Ivy scrambled out of the bed, clutching her nightgown to her quaking body. Henry got out the other side of the bed and quickly turned on a lamp. Blood was trickling down his cheek from the gashes left by Ivy’s nails. She had hurt him and she was sorry and there was a deep sadness in her for him. She wanted to ask his forgiveness but the fury she saw in his eyes held her back.
“You rotten bitch,” he said. “You goddamn queer.”
“Henry, please, I thought I could—”
“Shut up, damn you!” he raged.
He put his hand to his face, then lowered it and stared at the smear of blood across fingers and palm, and his eyes were suddenly sick with shame. Turning, he walked into the bathroom and she could hear water running into the lavatory, followed by the sound of the door of the medicine cabinet being opened and closed. She wanted to get up and go after him, to heal his wounds by the miracle of her intense desire, but she thought with despair that miracles did not come to pass, and on one moment of irrational fear it had become too late for the healing of anything. She did not blame him for his cruel words, which had been spoken in reaction to her cruel act. He hadn’t called her a tithe of the evil things she was, and today, instead of buying a Christmas tree, as she had planned, she would gather her things and go away before she could cause him more trouble and shame in return for his kindness.
CHAPTER 8
When he came out of the bathroom he had washed his face and stopped the seepage of blood with a styptic. Without looking at her, he removed his pajamas and stood before her naked, which was something he had not done before, and she thought that he did it now as an expression of contempt or indifference. Which of the two was worse she didn’t know, but either was bad enough, and she watched him steadily in his nakedness as a kind of submission. He began to dress for the street, dressing slowly, not speaking, not looking at her, and he did not speak or look at her until he was ready to leave. Then he looked at her levelly, with no discernible animosity, and spoke in the same dry, precise voice with which he had cursed her.

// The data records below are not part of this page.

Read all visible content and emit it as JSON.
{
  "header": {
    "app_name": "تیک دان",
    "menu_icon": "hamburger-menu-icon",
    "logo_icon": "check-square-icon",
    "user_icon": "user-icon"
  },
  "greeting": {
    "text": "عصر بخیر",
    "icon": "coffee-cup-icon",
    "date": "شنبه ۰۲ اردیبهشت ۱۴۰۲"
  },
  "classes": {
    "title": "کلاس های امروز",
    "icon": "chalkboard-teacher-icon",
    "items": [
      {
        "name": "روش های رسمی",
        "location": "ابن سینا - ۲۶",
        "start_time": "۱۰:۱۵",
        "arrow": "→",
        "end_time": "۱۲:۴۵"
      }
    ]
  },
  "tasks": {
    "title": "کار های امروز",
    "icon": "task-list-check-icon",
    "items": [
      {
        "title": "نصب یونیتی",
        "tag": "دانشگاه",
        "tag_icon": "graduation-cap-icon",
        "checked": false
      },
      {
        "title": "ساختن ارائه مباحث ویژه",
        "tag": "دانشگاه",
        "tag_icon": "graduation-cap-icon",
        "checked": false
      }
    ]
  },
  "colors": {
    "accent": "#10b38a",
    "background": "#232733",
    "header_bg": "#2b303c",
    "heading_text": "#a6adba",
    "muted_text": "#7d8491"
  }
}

“I’m going to work,” he said. “When I get back this evening, I’d be happy to find you gone. I was a fool to bring you here in the fir
st place, and I’ve been a fool ever since to let you stay, and I hope to God I never see you again. I treated you decently, you’ll have to admit that, and I’ve respected you for what you are, but then you crawl into my bed like a whore when I’m asleep, and you scream and claw me like a goddamn violated virgin when you wake up to find yourself where you came of your own will. You’re crazy, that’s what you are. You’re psycho. I don’t believe your cousin tried to kill you at all. Maybe it was just the other way around, and I wouldn’t be surprised if it was, but more likely it was just something you dreamed up to try to get someone into trouble. Trouble’s all anyone will ever get from you, that’s plain enough but I’ve had enough, thank you, and that’s all I’ve got to say. There’s twenty dollars in the top drawer of the chest. You’re welcome to take it when you go.”

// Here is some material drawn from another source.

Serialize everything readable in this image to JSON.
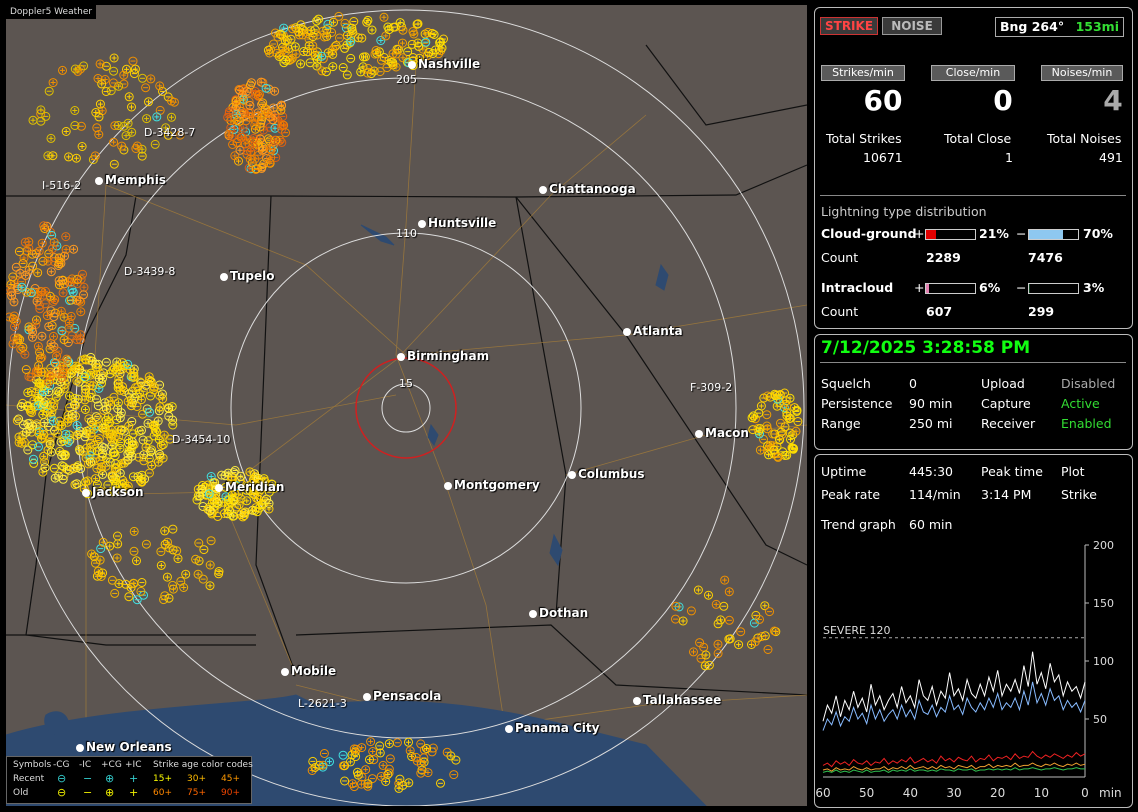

He went out and downstairs and began to walk in the direction of the building in which he worked. It was still dark, and far earlier than he ordinarily left in the morning, and he had plenty of time to walk the entire distance, over three miles, rather than having to take the bus as usual. He was glad of this, for he needed the physical action, and he was grateful for the cold air that stung his face and carried a threat of snow. He could not remember having been angrier in his life than he was now, and his anger was not because of the little pain he had suffered, the scratches on his face, but because of the shame ht had felt and was still feeling, almost a sense of degeneracy. Waking to find her sleeping beside him, her slender body warm and lovely and inciting in its thin gown, he had not touched her until she asked for it, and the violence of her repulsion had made him feel irrationally like a rapist at least, although he was not.